Jetzt ist die erste Hälfte allmählich unter Weltlingen geläufig geworden. Und obwohl dieser Körper, Māgandiya, Quell des Leidens ist, sagst du in Bezug auf diesen Körper: 'Dies ist jene Gesundheit, Meister Gotama, dies ist jenes Nirwāna.' Du besitzt nicht jene edle Schauung, Māgandiya, mit deren Hilfe du Gesundheit kennen und Nibbāna sehen könntest."

Der Buddha hielt dann noch einen Vortrag übr die Grundzüge des Dharma. Da bemerkte der Wanderasket, dass er bislang in der Tat nur nach Hörensagen gegangen war, der Buddha jedoch die Dinge richtig sah und lehrte, und so äußerte er:

"Ich habe folgendes Vertrauen in Meister Gotama. Meister Gotama ist fähig, mich das Dhamma auf eine Weise zu lehren, dass es mir möglich wird, Gesundheit zu kennen und Nirwāna zu sehen."

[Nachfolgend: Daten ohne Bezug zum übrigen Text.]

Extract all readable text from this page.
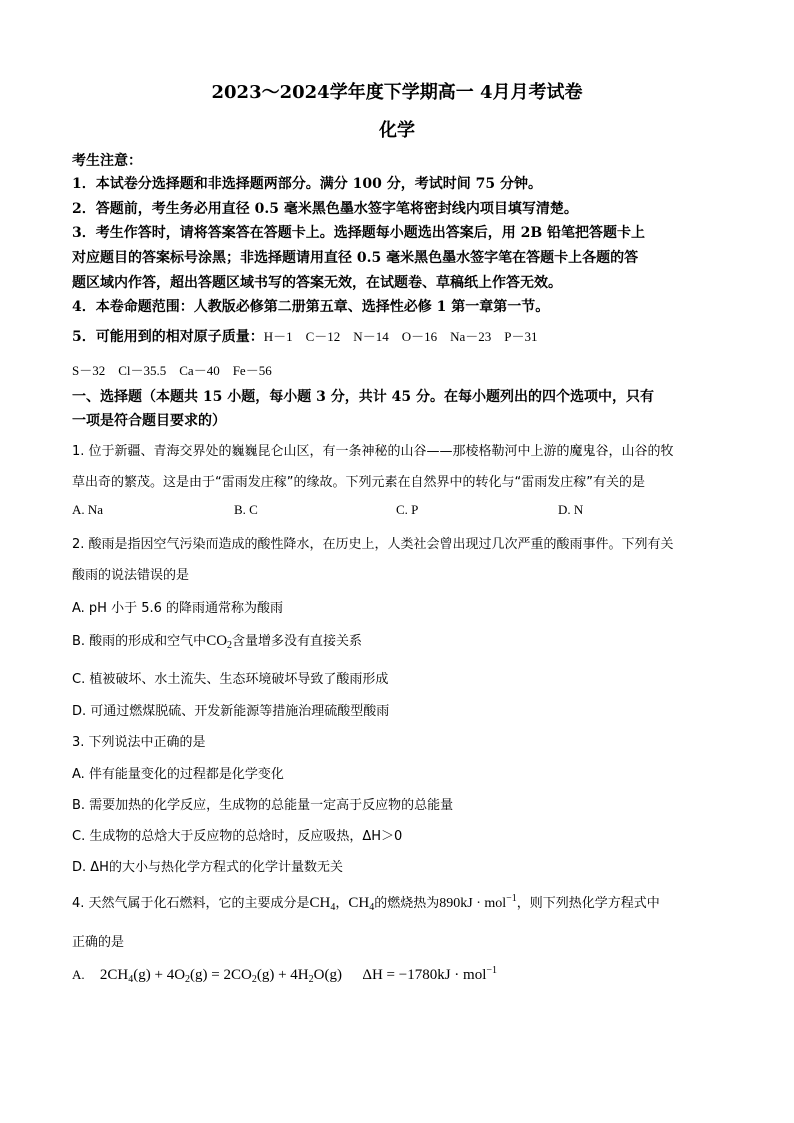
2023～2024学年度下学期高一 4月月考试卷
化学
考生注意：
1．本试卷分选择题和非选择题两部分。满分 100 分，考试时间 75 分钟。
2．答题前，考生务必用直径 0.5 毫米黑色墨水签字笔将密封线内项目填写清楚。
3．考生作答时，请将答案答在答题卡上。选择题每小题选出答案后，用 2B 铅笔把答题卡上
对应题目的答案标号涂黑；非选择题请用直径 0.5 毫米黑色墨水签字笔在答题卡上各题的答
题区域内作答，超出答题区域书写的答案无效，在试题卷、草稿纸上作答无效。
4．本卷命题范围：人教版必修第二册第五章、选择性必修 1 第一章第一节。
5．可能用到的相对原子质量：H－1    C－12    N－14    O－16    Na－23    P－31
S－32    Cl－35.5    Ca－40    Fe－56
一、选择题（本题共 15 小题，每小题 3 分，共计 45 分。在每小题列出的四个选项中，只有
一项是符合题目要求的）
1. 位于新疆、青海交界处的巍巍昆仑山区，有一条神秘的山谷——那棱格勒河中上游的魔鬼谷，山谷的牧
草出奇的繁茂。这是由于“雷雨发庄稼”的缘故。下列元素在自然界中的转化与“雷雨发庄稼”有关的是
A. Na	B. C	C. P	D. N
2. 酸雨是指因空气污染而造成的酸性降水，在历史上，人类社会曾出现过几次严重的酸雨事件。下列有关
酸雨的说法错误的是
A. pH 小于 5.6 的降雨通常称为酸雨
B. 酸雨的形成和空气中$CO_2$含量增多没有直接关系
C. 植被破坏、水土流失、生态环境破坏导致了酸雨形成
D. 可通过燃煤脱硫、开发新能源等措施治理硫酸型酸雨
3. 下列说法中正确的是
A. 伴有能量变化的过程都是化学变化
B. 需要加热的化学反应，生成物的总能量一定高于反应物的总能量
C. 生成物的总焓大于反应物的总焓时，反应吸热，ΔH＞0
D. ΔH的大小与热化学方程式的化学计量数无关
4. 天然气属于化石燃料，它的主要成分是$CH_4$，$CH_4$的燃烧热为890kJ · mol$^{-1}$，则下列热化学方程式中
正确的是
A. $2CH_4(g) + 4O_2(g) = 2CO_2(g) + 4H_2O(g) \Delta H = -1780kJ \cdot mol^{-1}$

"Dann, Māgandiya, verkehre mit aufrechten Menschen. Wenn du mit aufrechten Menschen verkehrst, wirst du das wahre Dhamma hören. Wenn du das wahre Dhamma hörst, wirst du dem wahren Dhamma gemäß üben. Wenn du dem wahren Dhamma gemäß übst, wirst du für dich selbst wissen und sehen: 'Dieses sind Krankheiten; aber diese Krankheiten hören ohne Überbleibsel auf. Mit dem Aufhören meines Anhaftens ist das Aufhören von Werden; mit dem Aufhören von Werden ist das Aufhören von Geburt; mit dem Aufhören von Geburt hört Altern, Tod, Sorge, Klagen, Schmerz, Trauer und Verzweiflung auf. So ist das Aufhören dieser ganzen Masse von Dukkha.'"

26. Nach diesen Worten sagte der Wanderasket Māgandiya: "Großartig, Meister Gotama! Großartig, Meister Gotama! Das Dhamma ist von Meister Gotama auf vielfältige Weise klar gemacht worden, so als ob er Umgestürztes aufgerichtet, Verborgenes enthüllt, einem Verirrten den Weg gezeigt oder in der Dunkelheit eine Lampe gehalten hätte, damit die Sehenden die Dinge erkennen können. Ich nehme Zuflucht zu Meister Gotama, zum Dhamma und zur Sangha der Bhikkhus. Ich würde gerne unter dem Erhabenen in die Hauslosigkeit ziehen, ich würde gerne die Ordination erhalten."

Und so wurde der Wanderasket Māgandiya nach der üblichen Probezeit ordiniert. Er praktizierte ernsthaft und wurde so zu einem weiteren Heiligen, einem Arahant, er erreichte endgültiges Nirwāna.